Едва Петушков положил трубку, как полыхнул свет в окна, качнулись стены…

— Салют, товарищ генерал! — вскричал Боков, и они выскочили на улицу, на «виллисе» помчались в расположение полка Кравцова. Подскочили к стрелявшей в небо из ракетниц, винтовок, пистолетов толпе.

Кравцов с ракетницей в руке вскочил на курганчик и оттуда, как заметил Петушков, помахал стоявшей в толпе Марине.

— Вот она, красавица-то, которую ты, аспид, отбираешь у меня, — показал Дмитрий Сергеевич Бокову на Сукуренко.

— Я думал, что она великанша, коль на такие подвиги способна.

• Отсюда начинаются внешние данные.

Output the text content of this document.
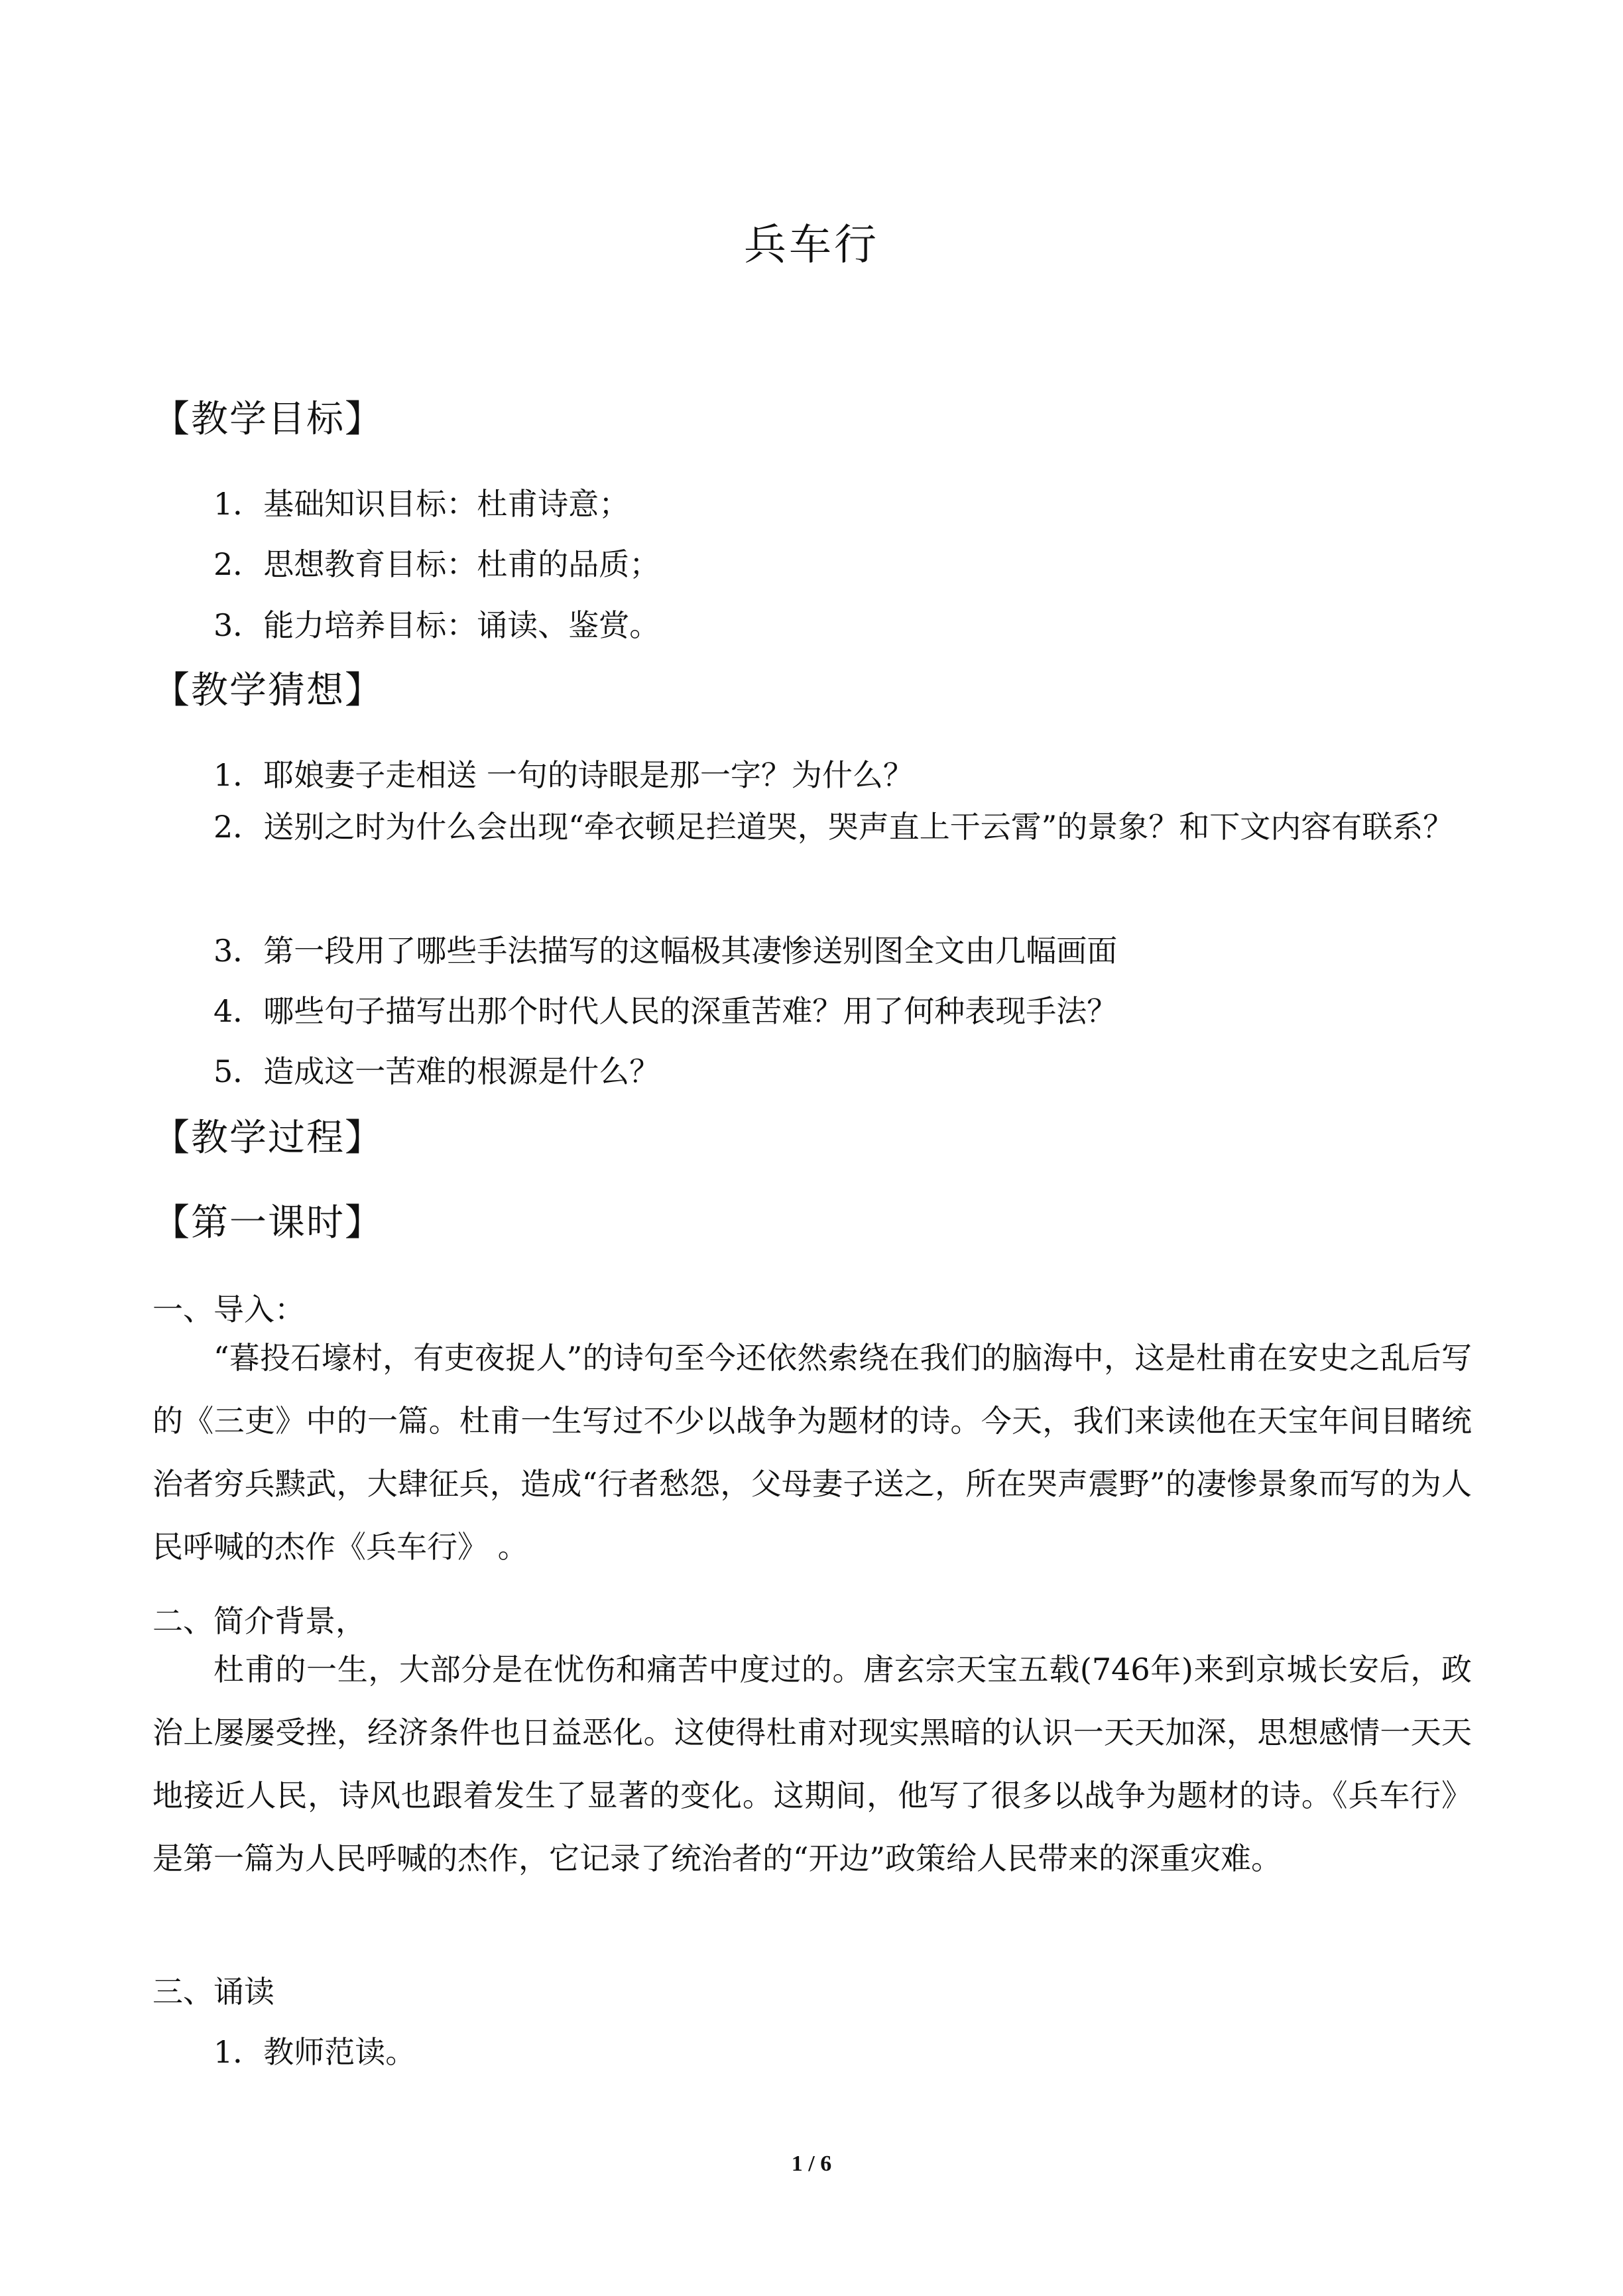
兵车行
【教学目标】
1．基础知识目标：杜甫诗意；
2．思想教育目标：杜甫的品质；
3．能力培养目标：诵读、鉴赏。
【教学猜想】
1．耶娘妻子走相送 一句的诗眼是那一字？为什么？
2．送别之时为什么会出现“牵衣顿足拦道哭，哭声直上干云霄”的景象？和下文内容有联系？
3．第一段用了哪些手法描写的这幅极其凄惨送别图全文由几幅画面
4．哪些句子描写出那个时代人民的深重苦难？用了何种表现手法？
5．造成这一苦难的根源是什么？
【教学过程】
【第一课时】
一、导入：
“暮投石壕村，有吏夜捉人”的诗句至今还依然索绕在我们的脑海中，这是杜甫在安史之乱后写的《三吏》中的一篇。杜甫一生写过不少以战争为题材的诗。今天，我们来读他在天宝年间目睹统治者穷兵黩武，大肆征兵，造成“行者愁怨，父母妻子送之，所在哭声震野”的凄惨景象而写的为人民呼喊的杰作《兵车行》 。
二、简介背景，
杜甫的一生，大部分是在忧伤和痛苦中度过的。唐玄宗天宝五载(746年)来到京城长安后，政治上屡屡受挫，经济条件也日益恶化。这使得杜甫对现实黑暗的认识一天天加深，思想感情一天天地接近人民，诗风也跟着发生了显著的变化。这期间，他写了很多以战争为题材的诗。《兵车行》是第一篇为人民呼喊的杰作，它记录了统治者的“开边”政策给人民带来的深重灾难。
三、诵读
1．教师范读。
1 / 6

А она еще девчушечка, — сказал Боков.

— Не дай бог попасть тебе в ее руки в роли противника. Маленькая птичка, да коготок остер! — похвалил Марину Петушков.

Кравцов, видно в восторге, крикнул с бугорка:

— Любимая, я освещу тебя своим салютом!

Он еще не нажал на спуск, лишь нацелил ракетницу в небо, все глядя на улыбающуюся Марину, как под его ногами рванул взрыв, и Кравцов упал вниз лицом. Марина вскрикнула, зажмурилась всего на мгновение, которое показалось ей вечностью.

И все же она первой подбежала к Кравцову. Ракетница лежала подле него, из ствола ее курился дымок, стелился по красному лоскутку. Но это был не лоскуток, а ручеек крови. Марина перевернула Кравцова на спину, прижалась к его холодеющему мертвому лицу.

— Андрей! Андрюша! — вскрикнула она и зарыдала во весь голос.

ОБВАЛЧасть третья

ГЛАВА ПЕРВАЯВ «ЗОЛЬДАТШТАДТЕ»

1

Подступал октябрь 1944 года. Все чаще с моря на «Зольдатштадт» наплывали туманы, шторили окна чуть ли не до самого полдня, мешали Адему подвести итоги своего пребывания в Крыму и на Северном Кавказе, откуда он вынужден был убраться вместе с войсками под напором наступающей Красной Армии. Но вернулся он в родной город не с пустыми руками, несмотря на трудности, связанные и с транспортом, и с частыми бомбежками: доставил из России три эшелона различных товаров — зерна, вин, мясных продуктов, заводское оборудование и даже пол-эшелона железных выплавок. Нелегко обстояло дело и с охраной эшелонов, но в этом помог ему ехавший с ним в одном хорошо оборудованном вагоне майор Нагель, откомандированный из штаба армии Енеке в распоряжение обер-фюрера провинции господина Роме: Нагель имел на руках какой-то важный документ, который магически действовал на комендантов железнодорожных станций, и они, эти офицеры-коменданты, выделяли наряды охранников для сопровождения грузов. За это Генрих Адем поил и кормил майора Нагеля, человека замкнутого, малоразговорчивого, обещал по прибытии в город прислать майору две машины продуктов.

Туман начал опадать, в кабинете посветлело, и Адем полностью отдался подсчету. Экономка фрау Энке принесла ему кофе, тихонечко поставила на стол кофейник, бутерброды и бутылку шнапса и так же тихонечко села в кресло, прижав поднос к груди, чтобы он не звякнул ненароком.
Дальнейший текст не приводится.